Forgive me for being pedantic, but CSV is Comma Separated Values, so the commas are required.
Putting that aside, there's no easy, one-step way to create text files from (recent versions of) Excel with separators other than comma or tab. You can specify a custom separator when importing, but not exporting. Best approach depends on whether you need quotes around the values or not.
One way would be to create a new column or sheet, and use a formula to concatenate all the text. Then save-as the result, choosing Unicode Text, MS-DOS Text, etc. E.g '=B1 & "|" & C1'. Then file–save-as the result, choosing Unicode Text, MS-DOS Text, etc. It's a kludge, but it works. The CONCATENATE function does the same thing as '&' but may save some typing.
You could also copy the data and paste it into a word processor and manipulate it there. For Word there's two options:
1. Paste Special as unformatted text, then find-and-replace to change the Tab characters into pipes.
2. Paste (as Word table), then use Table to Text ("Table" menu — "Convert" submenu in Word 2003).

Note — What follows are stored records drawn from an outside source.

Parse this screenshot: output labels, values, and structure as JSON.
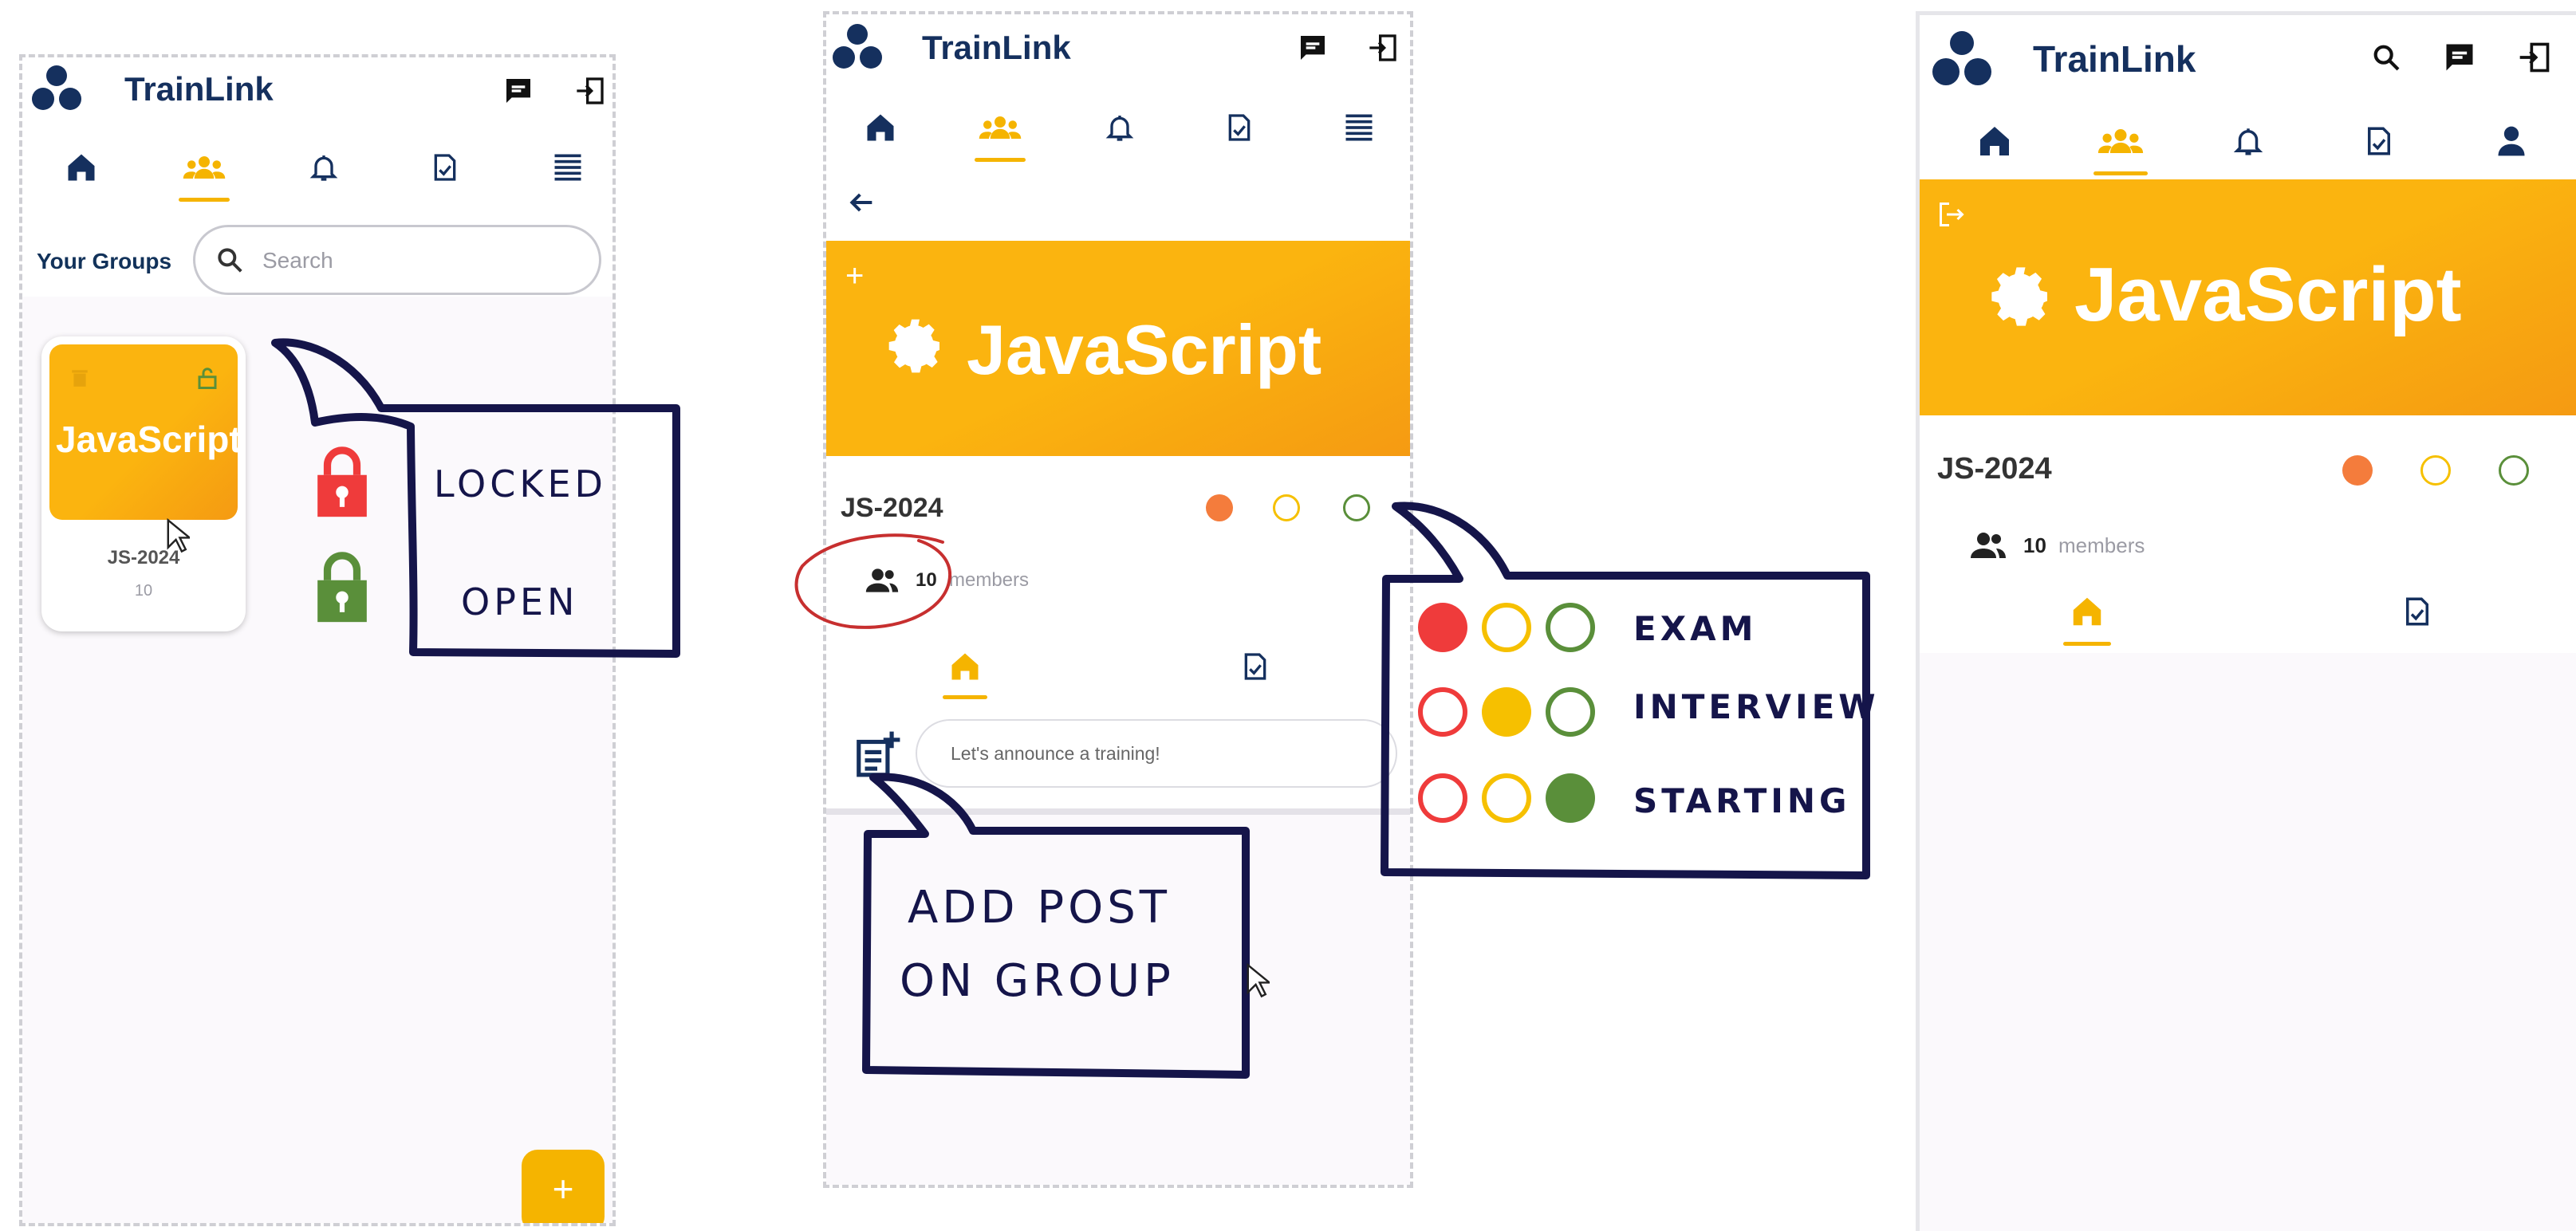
{
  "app": {
    "title": "TrainLink"
  },
  "panel_list": {
    "your_groups_label": "Your Groups",
    "search_placeholder": "Search",
    "group_card": {
      "banner_text": "JavaScript",
      "name": "JS-2024",
      "members_count": "10"
    },
    "fab_label": "+"
  },
  "panel_group": {
    "banner_text": "JavaScript",
    "banner_plus": "+",
    "group_name": "JS-2024",
    "members_count": "10",
    "members_label": "members",
    "post_placeholder": "Let's announce a training!"
  },
  "panel_detail": {
    "banner_text": "JavaScript",
    "group_name": "JS-2024",
    "members_count": "10",
    "members_label": "members"
  },
  "callouts": {
    "locked_label": "LOCKED",
    "open_label": "OPEN",
    "add_post_line1": "ADD POST",
    "add_post_line2": "ON GROUP",
    "legend": [
      "EXAM",
      "INTERVIEW",
      "STARTING"
    ]
  },
  "colors": {
    "brand_navy": "#15305e",
    "accent_yellow": "#f5b400",
    "banner_orange": "#fbb40f",
    "status_red": "#ef3b3b",
    "status_orange": "#f47c3c",
    "status_yellow": "#f6c000",
    "status_green": "#5a8f3a",
    "callout_ink": "#15154a"
  },
  "icons": [
    "logo-icon",
    "chat-icon",
    "logout-icon",
    "home-icon",
    "groups-icon",
    "bell-icon",
    "tasks-icon",
    "menu-icon",
    "search-icon",
    "back-arrow-icon",
    "add-post-icon",
    "person-icon",
    "members-icon",
    "trash-icon",
    "lock-icon",
    "gear-icon",
    "cursor-icon"
  ]
}
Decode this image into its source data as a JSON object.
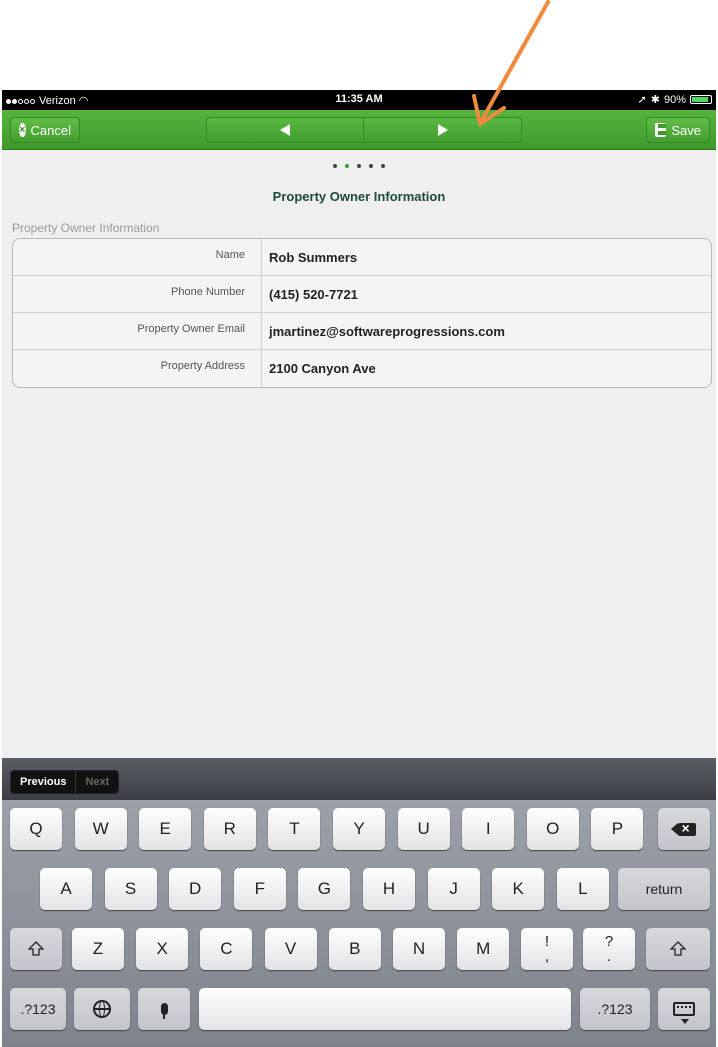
{
  "status_bar": {
    "carrier": "Verizon",
    "time": "11:35 AM",
    "battery": "90%",
    "battery_level": 0.9
  },
  "nav": {
    "cancel_label": "Cancel",
    "save_label": "Save"
  },
  "page": {
    "pages_total": 5,
    "active_page": 2,
    "title": "Property Owner Information"
  },
  "section": {
    "label": "Property Owner Information"
  },
  "form": {
    "rows": [
      {
        "label": "Name",
        "value": "Rob Summers"
      },
      {
        "label": "Phone Number",
        "value": "(415) 520-7721"
      },
      {
        "label": "Property Owner Email",
        "value": "jmartinez@softwareprogressions.com"
      },
      {
        "label": "Property Address",
        "value": "2100 Canyon Ave"
      }
    ]
  },
  "keyboard_accessory": {
    "previous_label": "Previous",
    "next_label": "Next"
  },
  "keyboard": {
    "row1": [
      "Q",
      "W",
      "E",
      "R",
      "T",
      "Y",
      "U",
      "I",
      "O",
      "P"
    ],
    "row2": [
      "A",
      "S",
      "D",
      "F",
      "G",
      "H",
      "J",
      "K",
      "L"
    ],
    "row3": [
      "Z",
      "X",
      "C",
      "V",
      "B",
      "N",
      "M"
    ],
    "punct1": [
      "!",
      ","
    ],
    "punct2": [
      "?",
      "."
    ],
    "return_label": "return",
    "numbers_label": ".?123"
  },
  "colors": {
    "nav_green": "#4caf3a",
    "annotation_arrow": "#f08a3c",
    "title_text": "#1d4a3a"
  }
}
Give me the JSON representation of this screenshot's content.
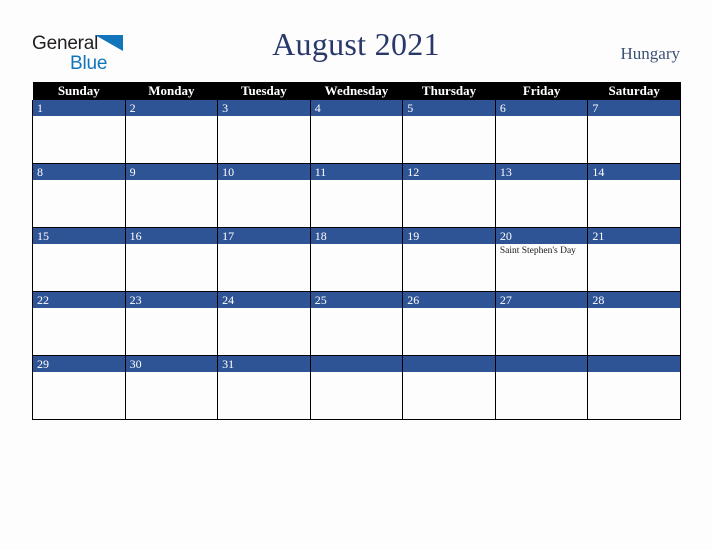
{
  "brand": {
    "name_part1": "General",
    "name_part2": "Blue",
    "triangle_color": "#1275bc",
    "text_color": "#231f20"
  },
  "header": {
    "title": "August 2021",
    "region": "Hungary",
    "title_color": "#28386b",
    "region_color": "#3c5075"
  },
  "calendar": {
    "header_background": "#000000",
    "daynum_background": "#2f5496",
    "cell_background": "#fdfdfd",
    "weekday_headers": [
      "Sunday",
      "Monday",
      "Tuesday",
      "Wednesday",
      "Thursday",
      "Friday",
      "Saturday"
    ],
    "weeks": [
      [
        {
          "day": "1",
          "events": []
        },
        {
          "day": "2",
          "events": []
        },
        {
          "day": "3",
          "events": []
        },
        {
          "day": "4",
          "events": []
        },
        {
          "day": "5",
          "events": []
        },
        {
          "day": "6",
          "events": []
        },
        {
          "day": "7",
          "events": []
        }
      ],
      [
        {
          "day": "8",
          "events": []
        },
        {
          "day": "9",
          "events": []
        },
        {
          "day": "10",
          "events": []
        },
        {
          "day": "11",
          "events": []
        },
        {
          "day": "12",
          "events": []
        },
        {
          "day": "13",
          "events": []
        },
        {
          "day": "14",
          "events": []
        }
      ],
      [
        {
          "day": "15",
          "events": []
        },
        {
          "day": "16",
          "events": []
        },
        {
          "day": "17",
          "events": []
        },
        {
          "day": "18",
          "events": []
        },
        {
          "day": "19",
          "events": []
        },
        {
          "day": "20",
          "events": [
            "Saint Stephen's Day"
          ]
        },
        {
          "day": "21",
          "events": []
        }
      ],
      [
        {
          "day": "22",
          "events": []
        },
        {
          "day": "23",
          "events": []
        },
        {
          "day": "24",
          "events": []
        },
        {
          "day": "25",
          "events": []
        },
        {
          "day": "26",
          "events": []
        },
        {
          "day": "27",
          "events": []
        },
        {
          "day": "28",
          "events": []
        }
      ],
      [
        {
          "day": "29",
          "events": []
        },
        {
          "day": "30",
          "events": []
        },
        {
          "day": "31",
          "events": []
        },
        {
          "day": "",
          "events": []
        },
        {
          "day": "",
          "events": []
        },
        {
          "day": "",
          "events": []
        },
        {
          "day": "",
          "events": []
        }
      ]
    ]
  }
}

If you need the quotes around the fields,
e.g.
"value1"|"value2"
not
value1|value2
then your best bet is to save as CSV, open the CSV file in a text editor or word processor, find-and-change the commas into pipes.
[Edit:
Doh! my bad. I just tried it and Excel 2003 only puts quotes around cells that contain a comma. (Other tools I've used put quotes on everything, sorry for confusion.) So if you really *need* the quotes on everything, it gets messy.
If your data contains commas within cells, then global replace will mess those up. (But not if you do copy-paste rather than save-as-CSV)
If your data contains pipe characters within cells, and you only want quotes where the pipes are and not on everything, then it gets very messy.
Final answer: easiest way is to paste into Word and do Table to Text. (If you only need one character between the fields and if there's no pipes in your original data.)